Nobody was at the front desk. A teenager was sleeping in a chair beside the hotel entrance, though, so Jonathan approached him and coughed. He didn’t wake. “Ahem,” said Jonathan. “Hey.” He touched the boy’s arm.

“Rrrrn,”
said the boy. Then he said some irritated things in Icelandic, which Jonathan hadn’t learned because it had been difficult enough to learn Faroese. But the gist was clear.

“Food.” Jonathan pointed to his mouth. “Hungry.” He tried the Faroese word for hungry, and the boy laughed.

“No, no, no,” he said. “English? You English?” Then: “No eating now here.”

“But I must.”

“I brother he fishing in Liverpool.”

Jonathan nodded. “Bread,” he said, chewing his finger.
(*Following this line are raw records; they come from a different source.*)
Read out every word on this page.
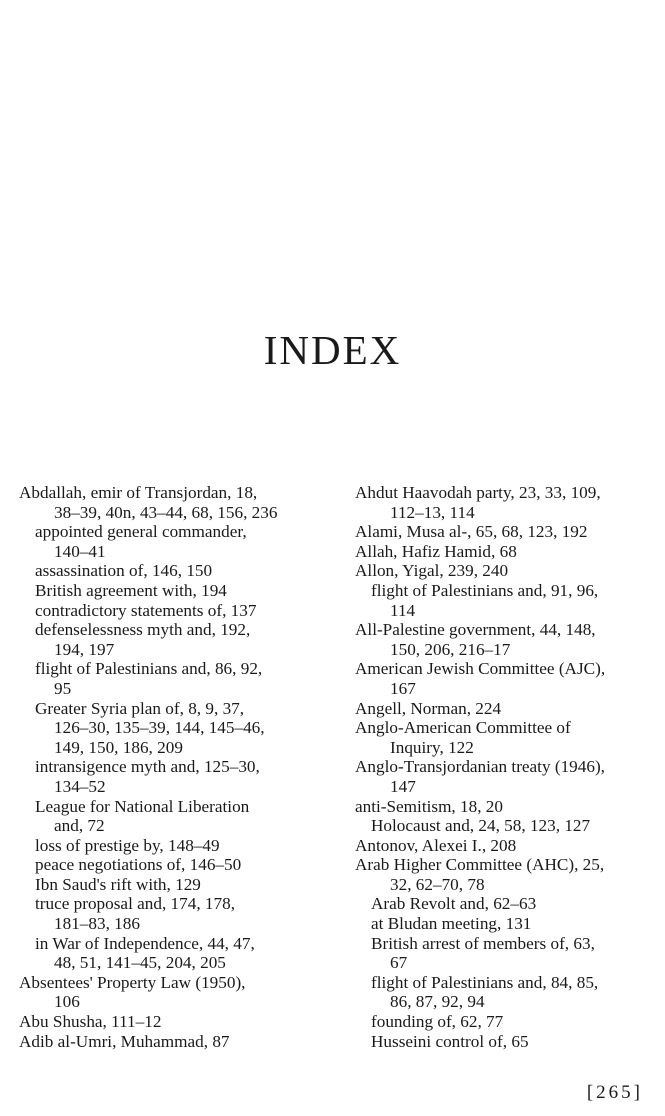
INDEX
Abdallah, emir of Transjordan, 18,
38–39, 40n, 43–44, 68, 156, 236
appointed general commander,
140–41
assassination of, 146, 150
British agreement with, 194
contradictory statements of, 137
defenselessness myth and, 192,
194, 197
flight of Palestinians and, 86, 92,
95
Greater Syria plan of, 8, 9, 37,
126–30, 135–39, 144, 145–46,
149, 150, 186, 209
intransigence myth and, 125–30,
134–52
League for National Liberation
and, 72
loss of prestige by, 148–49
peace negotiations of, 146–50
Ibn Saud's rift with, 129
truce proposal and, 174, 178,
181–83, 186
in War of Independence, 44, 47,
48, 51, 141–45, 204, 205
Absentees' Property Law (1950),
106
Abu Shusha, 111–12
Adib al-Umri, Muhammad, 87
Ahdut Haavodah party, 23, 33, 109,
112–13, 114
Alami, Musa al-, 65, 68, 123, 192
Allah, Hafiz Hamid, 68
Allon, Yigal, 239, 240
flight of Palestinians and, 91, 96,
114
All-Palestine government, 44, 148,
150, 206, 216–17
American Jewish Committee (AJC),
167
Angell, Norman, 224
Anglo-American Committee of
Inquiry, 122
Anglo-Transjordanian treaty (1946),
147
anti-Semitism, 18, 20
Holocaust and, 24, 58, 123, 127
Antonov, Alexei I., 208
Arab Higher Committee (AHC), 25,
32, 62–70, 78
Arab Revolt and, 62–63
at Bludan meeting, 131
British arrest of members of, 63,
67
flight of Palestinians and, 84, 85,
86, 87, 92, 94
founding of, 62, 77
Husseini control of, 65
[265]
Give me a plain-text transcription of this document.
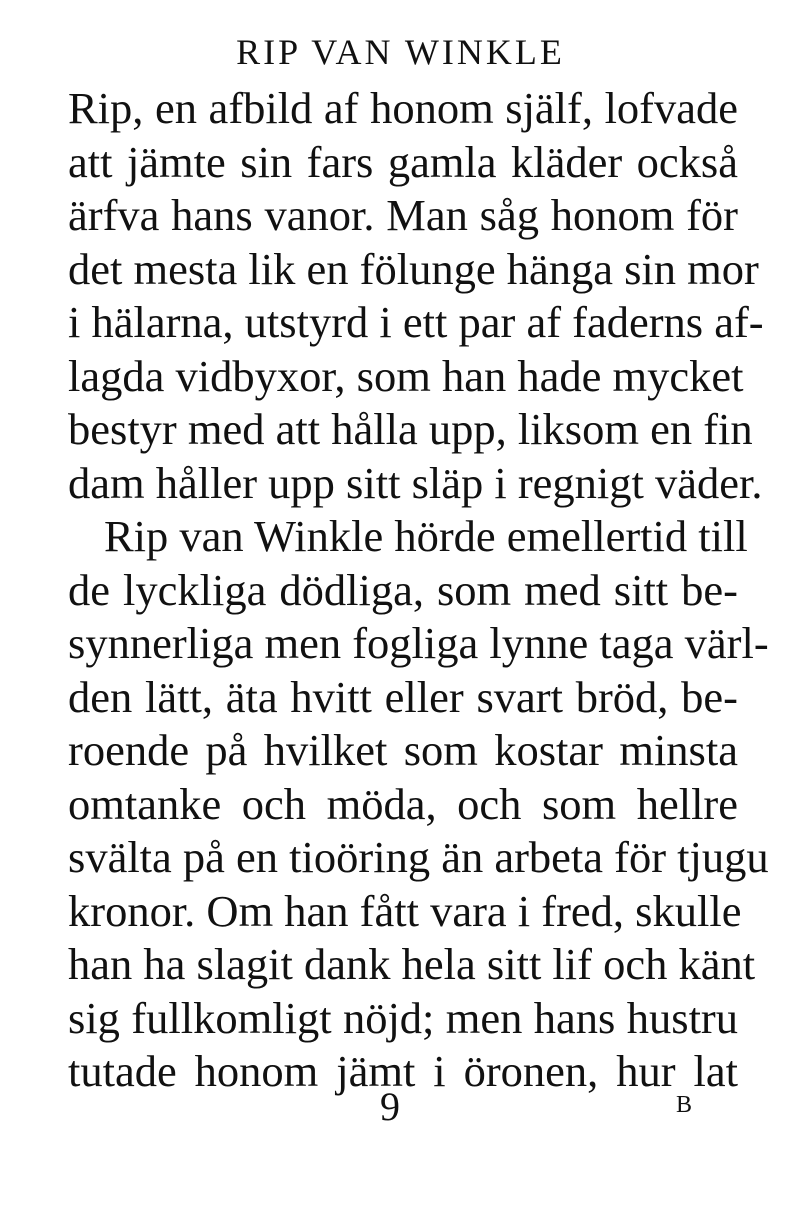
RIP VAN WINKLE
Rip, en afbild af honom själf, lofvade
att jämte sin fars gamla kläder också
ärfva hans vanor. Man såg honom för
det mesta lik en fölunge hänga sin mor
i hälarna, utstyrd i ett par af faderns af-
lagda vidbyxor, som han hade mycket
bestyr med att hålla upp, liksom en fin
dam håller upp sitt släp i regnigt väder.
Rip van Winkle hörde emellertid till
de lyckliga dödliga, som med sitt be-
synnerliga men fogliga lynne taga värl-
den lätt, äta hvitt eller svart bröd, be-
roende på hvilket som kostar minsta
omtanke och möda, och som hellre
svälta på en tioöring än arbeta för tjugu
kronor. Om han fått vara i fred, skulle
han ha slagit dank hela sitt lif och känt
sig fullkomligt nöjd; men hans hustru
tutade honom jämt i öronen, hur lat
9	B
He ran through his entire repertoire of food in Faroese: potatoes, soup, cheese, fish, and meat. Fruit and vegetables were not available there.

“I Lars. I brother he fishing in Newfoundland.”

“You said Liverpool.”

“I Lars.”

“Johan.” This was Jonathan’s first opportunity to use his new name.
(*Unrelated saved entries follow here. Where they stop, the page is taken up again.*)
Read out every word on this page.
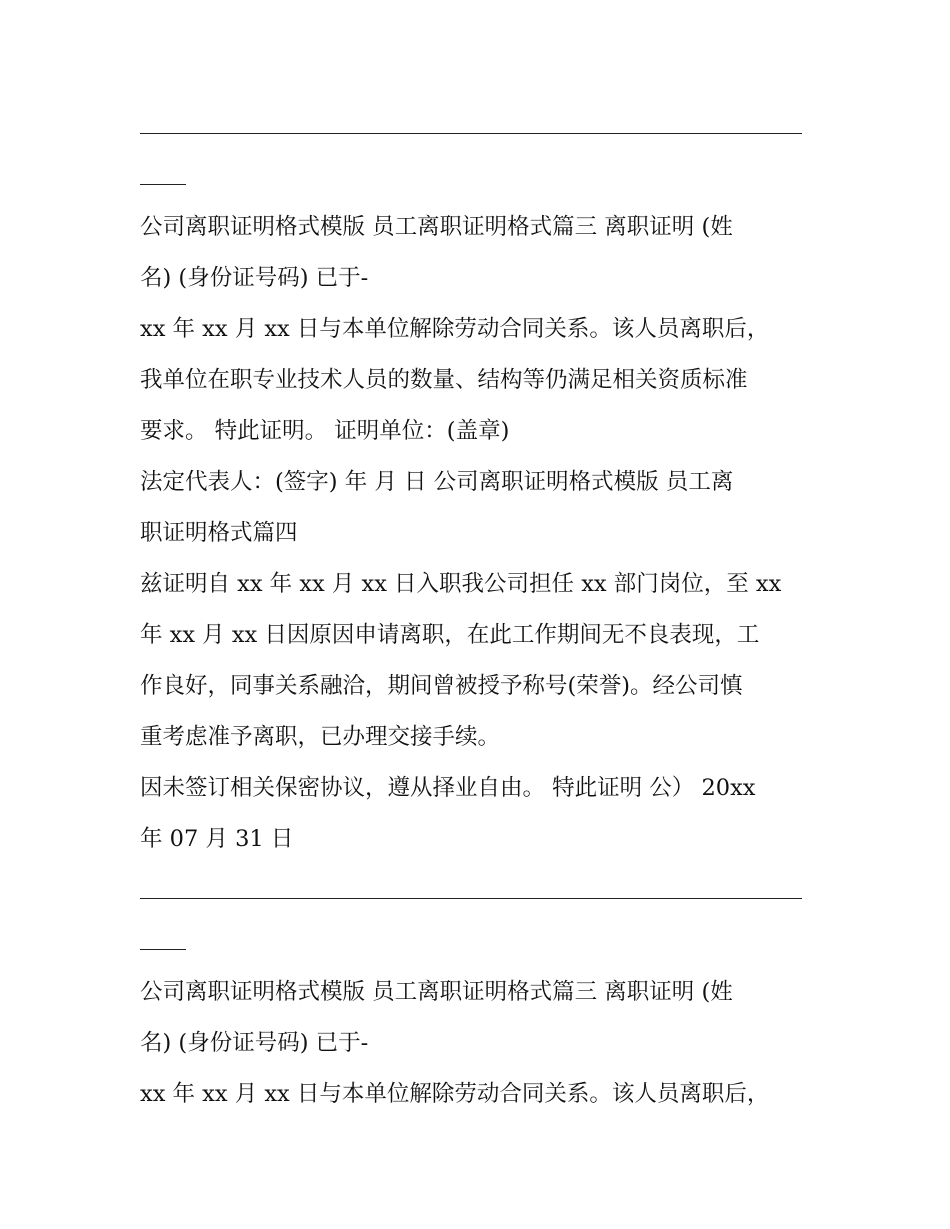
公司离职证明格式模版 员工离职证明格式篇三 离职证明 (姓
名) (身份证号码) 已于-
xx 年 xx 月 xx 日与本单位解除劳动合同关系。该人员离职后，
我单位在职专业技术人员的数量、结构等仍满足相关资质标准
要求。 特此证明。 证明单位：(盖章)
法定代表人：(签字) 年 月 日 公司离职证明格式模版 员工离
职证明格式篇四
兹证明自 xx 年 xx 月 xx 日入职我公司担任 xx 部门岗位，至 xx
年 xx 月 xx 日因原因申请离职，在此工作期间无不良表现，工
作良好，同事关系融洽，期间曾被授予称号(荣誉)。经公司慎
重考虑准予离职，已办理交接手续。
因未签订相关保密协议，遵从择业自由。 特此证明 公） 20xx
年 07 月 31 日
公司离职证明格式模版 员工离职证明格式篇三 离职证明 (姓
名) (身份证号码) 已于-
xx 年 xx 月 xx 日与本单位解除劳动合同关系。该人员离职后，
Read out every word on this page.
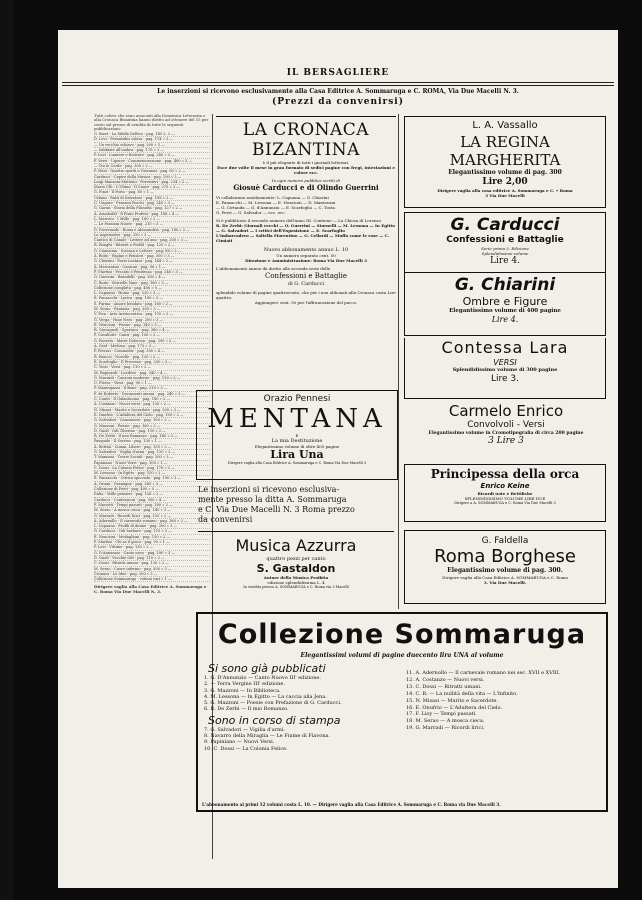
IL BERSAGLIERE
Le inserzioni si ricevono esclusivamente alla Casa Editrice A. Sommaruga e C. ROMA, Via Due Macelli N. 3.
(Prezzi da convenirsi)
Tutti coloro che sono associati alla Domenica Letteraria e alla Cronaca Bizantina hanno diritto ad ottenere del 15 per cento sul prezzo di vendita di tutte le seguenti pubblicazioni:
G. Bizet - La Sibilla Delfica - pag. 145 L. 2 —
D. Levi - Permisides otiosa - pag. 174 » 3 —
— Un vecchio schiavo - pag. 200 » 3 —
— Sabbiate all'ombra - pag. 176 » 2 —
P. Levi - Lumiere e fioriture - pag. 240 » 3 —
F. Verri - Ugonee - Commemorazione - pag. 400 » 3 —
— Tra le Corde - pag. 300 » 2 —
P. Mesi - Quattro spiriti e Giovanni - pag. 82 » 2 —
Carducci - Capire della Musica - pag. 100 » 3 —
Luigi Manzoni-Matteini - Forestieri - pag. 234 » 2 —
Mario Ulli - L'Ultimi - Il Cuore - pag. 270 » 3 —
G. Finzi - Il Porto - pag. 80 » 1 —
Urbani - Ratti di Salvatore - pag. 198 » 2 —
U. Ungaro - Frassini Foschi - pag. 240 » 3 —
G. Garini - Storia della Filosofia - pag. 127 » 2 —
A. Arnaboldi - Il Finto Profeta - pag. 188 » 4 —
L. Maresto - I Mille - pag. 180 » 2 —
— Le Passioni Nuove - pag. 210 » 3 —
D. Provenzale - Roma e Alessandria - pag. 180 » 2 —
Le Aspettative - pag. 250 » 3 —
Cantico di Canale - Lettere ad una - pag. 200 » 3 —
R. Bonghi - Ritratti e Profili - pag. 120 » 2 —
G. Ciamician - Scienza e Lettere - pag. 88 » 2 —
A. Boito - Pagine e Pensieri - pag. 300 » 3 —
G. Chiarini - Paesi Lontani - pag. 144 » 2 —
A. Mercantini - Canzoni - pag. 96 » 1 —
F. Martini - Peccato e Penitenza - pag. 240 » 3 —
O. Guerrini - Brandelli - pag. 260 » 4 —
C. Boito - Storielle Vane - pag. 180 » 3 —
Collezione completa - pag. 400 » 5 —
L. Capuana - Homo - pag. 220 » 3 —
E. Panzacchi - Lyrica - pag. 190 » 3 —
S. Farina - Amore bendato - pag. 160 » 2 —
M. Serao - Fantasia - pag. 300 » 3 —
V. Pica - Arte Aristocratica - pag. 110 » 2 —
G. Verga - Pane Nero - pag. 200 » 3 —
E. Nencioni - Poesie - pag. 140 » 3 —
R. Giovagnoli - Spartaco - pag. 380 » 4 —
F. Cavallotti - Canti - pag. 156 » 2 —
G. Rovetta - Mater Dolorosa - pag. 290 » 3 —
A. Graf - Medusa - pag. 175 » 3 —
P. Ferrari - Commedie - pag. 300 » 4 —
R. Bracco - Novelle - pag. 120 » 2 —
E. Scarfoglio - Il Processo - pag. 250 » 3 —
C. Tosti - Versi - pag. 110 » 2 —
M. Rapisardi - Lucifero - pag. 340 » 4 —
G. Marradi - Canzoni moderne - pag. 130 » 2 —
U. Fleres - Versi - pag. 90 » 1 —
P. Mantegazza - Il Bene - pag. 210 » 3 —
F. de Roberto - Documenti umani - pag. 240 » 3 —
C. Cantù - Il Galantuomo - pag. 180 » 2 —
A. Costanzo - Nuovi versi - pag. 120 » 2 —
N. Misasi - Marito e Sacerdote - pag. 200 » 3 —
E. Onufrio - L'Adultera del Cielo - pag. 150 » 2 —
G. Salvadori - Canzoniere - pag. 100 » 2 —
G. Mazzoni - Poesie - pag. 160 » 2 —
D. Gnoli - Odi Tiberine - pag. 110 » 2 —
R. De Zerbi - Il mio Romanzo - pag. 140 » 2 —
Pasquale - Il Sorriso - pag. 130 » 1 —
A. Bettini - Comm. Libere - pag. 155 » 2 —
G. Salvadori - Vigilia d'armi - pag. 120 » 2 —
T. Mamiani - Teorie Sociali - pag. 200 » 3 —
Papiniano - Nuovi Versi - pag. 100 » 1 —
C. Dossi - La Colonia Felice - pag. 170 » 2 —
M. Lessona - In Egitto - pag. 150 » 2 —
E. Panzacchi - Critica spicciola - pag. 190 » 3 —
A. Oriani - Gramigne - pag. 260 » 3 —
Collezione di Poeti - pag. 400 » 5 —
Italia - Mille pensieri - pag. 126 » 2 —
Carducci - Confessioni - pag. 300 » 4 —
F. Mariotti - Tempi passati - pag. 180 » 2 —
M. Serao - A mosca cieca - pag. 140 » 2 —
G. Marradi - Ricordi lirici - pag. 120 » 2 —
A. Adernollo - Il carnevale romano - pag. 160 » 2 —
L. Capuana - Profili di donne - pag. 200 » 3 —
G. Carducci - Odi barbare - pag. 110 » 2 —
E. Nencioni - Medaglioni - pag. 150 » 2 —
F. Martini - Chi sa il gioco - pag. 95 » 1 —
P. Levi - Vittime - pag. 130 » 2 —
G. D'Annunzio - Canto novo - pag. 180 » 3 —
D. Gnoli - Vecchie Odi - pag. 110 » 2 —
C. Dossi - Ritratti umani - pag. 120 » 2 —
M. Serao - Cuore infermo - pag. 300 » 3 —
Cronaca - Le Idee - pag. 200 » 3 —
Collezione Sommaruga - volumi vari » 1 —
Dirigere vaglia alla Casa Editrice A. Sommaruga e C. Roma Via Due Macelli N. 3.
LA CRONACA BIZANTINA
è il più elegante di tutti i giornali letterari.
Esce due volte il mese in gran formato di sedici pagine con fregi, intestazioni e colore ecc.
In ogni numero pubblica scritti di
Giosuè Carducci e di Olindo Guerrini
Vi collaborano assiduamente: L. Capuana — G. Chiarini
E. Panzacchi — M. Lessona — E. Nencioni — D. Mantovani
— G. Cirtanda — G. d'Annunzio — E. Scarfoglio — C. Tosta
G. Ferri — G. Salvador — ecc. ecc.
Si è pubblicato il secondo numero dell'anno III. Contiene — La Chiosa di Lorenzo
R. De Zerbi: Giornali vecchi — O. Guerrini — Stornelli — M. Lessona — In Egitto — G. Salvadori — I critici dell'Esposizione — E. Scarfoglio
L'Imbarcadero — Saltella Fiorentino — G. Cellardi — Muffa come le rose — C. Cimiati
Nuovo abbonamento annuo L. 10
Un numero separato cent. 50
Direzione e Amministrazione: Roma Via Due Macelli 3
L'abbonamento annuo dà diritto alla seconda serie delle
Confessioni e Battaglie
di G. Carducci
splendido volume di pagine quattrocento, che per i non abbonati alla Cronaca costa Lire quattro.
Aggiungere cent. 50 per l'affrancazione del pacco.
Orazio Pennesi
MENTANA
E
La mia Destituzione
Elegantissimo volume di oltre 400 pagine
Lira Una
Dirigere vaglia alla Casa Editrice A. Sommaruga e C. Roma Via Due Macelli 3
Le inserzioni si ricevono esclusiva-
mente presso la ditta A. Sommaruga
e C. Via Due Macelli N. 3 Roma prezzo
da convenirsi
Musica Azzurra
quattro pezzi per canto
S. Gastaldon
Autore della Musica Proibita
edizione splendidissima L. 4
In vendita presso A. SOMMARUGA e C. Roma via 3 Macelli
L. A. Vassallo
LA REGINA MARGHERITA
Elegantissimo volume di pag. 300
Lire 2,00
Dirigere vaglia alla casa editrice A. Sommaruga e C. • Roma
3 Via Due Macelli
G. Carducci
Confessioni e Battaglie
Serie prima 3. Edizione
Splendidissimo volume
Lire 4.
G. Chiarini
Ombre e Figure
Elegantissimo volume di 400 pagine
Lire 4.
Contessa Lara
VERSI
Splendidissimo volume di 300 pagine
Lire 3.
Carmelo Enrico
Convolvoli - Versi
Elegantissimo volume in Cromotipografia di circa 200 pagine
3 Lire 3
Principessa della orca
Enrico Keine
Ricordi note e Rettifiche
SPLENDIDISSIMO VOLUME LIRE DUE
Dirigere a A. SOMMARUGA e C. Roma Via Due Macelli 3
G. Faldella
Roma Borghese
Elegantissimo volume di pag. 300.
Dirigere vaglia alla Casa Editrice A. SOMMARUGA e C. Roma
3. Via Due Macelli.
Collezione Sommaruga
Elegantissimi volumi di pagine duecento lira UNA al volume
Si sono già pubblicati
1. G. D'Annunzio — Canto Nuovo III' edizione.
2. — Terra Vergine III' edizione.
3. G. Mazzoni — In Biblioteca.
4. M. Lessona — In Egitto — La caccia alla Jena.
5. G. Mazzoni — Poesie con Prefazione di G. Carducci.
6. R. De Zerbi — Il mio Romanzo.
Sono in corso di stampa
7. G. Salvadori — Vigilia d'armi.
8. Navarro della Miraglia — Le Fiume di Flavona.
9. Papiniano — Nuovi Versi.
10. C. Dossi — La Colonia Felice.
11. A. Adernollo — Il carnevale romano nei sec. XVII e XVIII.
12. A. Costanzo — Nuovi versi.
13. C. Dossi — Ritratti umani.
14. C. R. — La nullità della vita — L'Infinito.
15. N. Misasi — Marito e Sacerdote.
16. E. Onufrio — L'Adultera del Cielo.
17. F. Lioy — Tempi passati.
18. M. Serao — A mosca cieca.
19. G. Marradi — Ricordi lirici.
L'abbonamento ai primi 12 volumi costa L. 10. — Dirigere vaglia alla Casa Editrice A. Sommaruga e C. Roma via Due Macelli 3.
“Johan.” Lars put out his clean Icelandic hand. “Be.” He indicated the floor a few times with his forefinger, and Jonathan decided he was being told to wait. Lars went away, behind the front desk. For the few minutes he was gone,
Jonathan stared out the hotel’s glass door at the lurid light on the street. The shadows of the buildings were long and faint, like the light of the sun. A group of boys about Lars’s age tumbled into view around a corner, drunk, silent with concentration on staying upright, all with their eyes closed. They were wearing Nike running shoes. Jonathan thought of the stories he’d heard around the anthropology department of Bushmen in Bermuda shorts, Sarawak chieftains with transistors pressed to their bone-bedecked ears; Nikes on white men were less jarring, maybe, but still he felt cheated.

Lars came back with his hands full: a beer, half a loaf of bread, a hunk of cheese, a pyramidal cardboard container. He shook this last in front of Jonathan’s nose and said, “Excellent.”

“Hvat?”
What? But why ask, as the answer would be incomprehensible. It was.

“Skyr.”
Lars summoned from his depths an English equivalent: “Yaaoort.” He tugged rhythmically on an invisible object. Jonathan’s mouth was full of saliva. He grabbed the bread. Lars held on to the beer and resumed his seat by the door.
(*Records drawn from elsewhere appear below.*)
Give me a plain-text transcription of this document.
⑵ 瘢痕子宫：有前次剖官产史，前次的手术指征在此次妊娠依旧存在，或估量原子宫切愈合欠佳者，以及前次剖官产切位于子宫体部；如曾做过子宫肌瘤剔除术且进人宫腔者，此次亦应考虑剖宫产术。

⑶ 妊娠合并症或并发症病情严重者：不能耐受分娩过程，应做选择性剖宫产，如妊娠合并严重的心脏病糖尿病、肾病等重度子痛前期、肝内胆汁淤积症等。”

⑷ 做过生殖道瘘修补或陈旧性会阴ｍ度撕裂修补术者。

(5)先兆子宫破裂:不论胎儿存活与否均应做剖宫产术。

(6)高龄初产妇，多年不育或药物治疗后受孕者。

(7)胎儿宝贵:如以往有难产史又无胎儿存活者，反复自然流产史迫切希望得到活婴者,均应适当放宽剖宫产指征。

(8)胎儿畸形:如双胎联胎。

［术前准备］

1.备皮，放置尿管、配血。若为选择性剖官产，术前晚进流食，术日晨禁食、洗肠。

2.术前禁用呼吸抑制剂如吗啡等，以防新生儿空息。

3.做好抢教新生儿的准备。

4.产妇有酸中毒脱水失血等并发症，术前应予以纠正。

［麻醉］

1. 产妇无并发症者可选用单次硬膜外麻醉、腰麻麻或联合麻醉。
Jonathan alternated bites of bread with bites of cheese. He didn’t understand how to open the “excellent” container, so left it alone. Lars gurgled his beer slowly. The sunlight changed color, taking on a twilight blueness that comforted Jonathan because it reminded him of the earth, whereas the true midnight sun had been extraterrestrial in aspect. Lars opened the container for him by revealing a little hole hidden under a tab near one of the points. It was yogurt—a delicate, sweet yogurt as different from American yogurt as the Icelandic sun was from the sun that shone on Boston. Jonathan leaned against the wall drinking yogurt, entirely happy.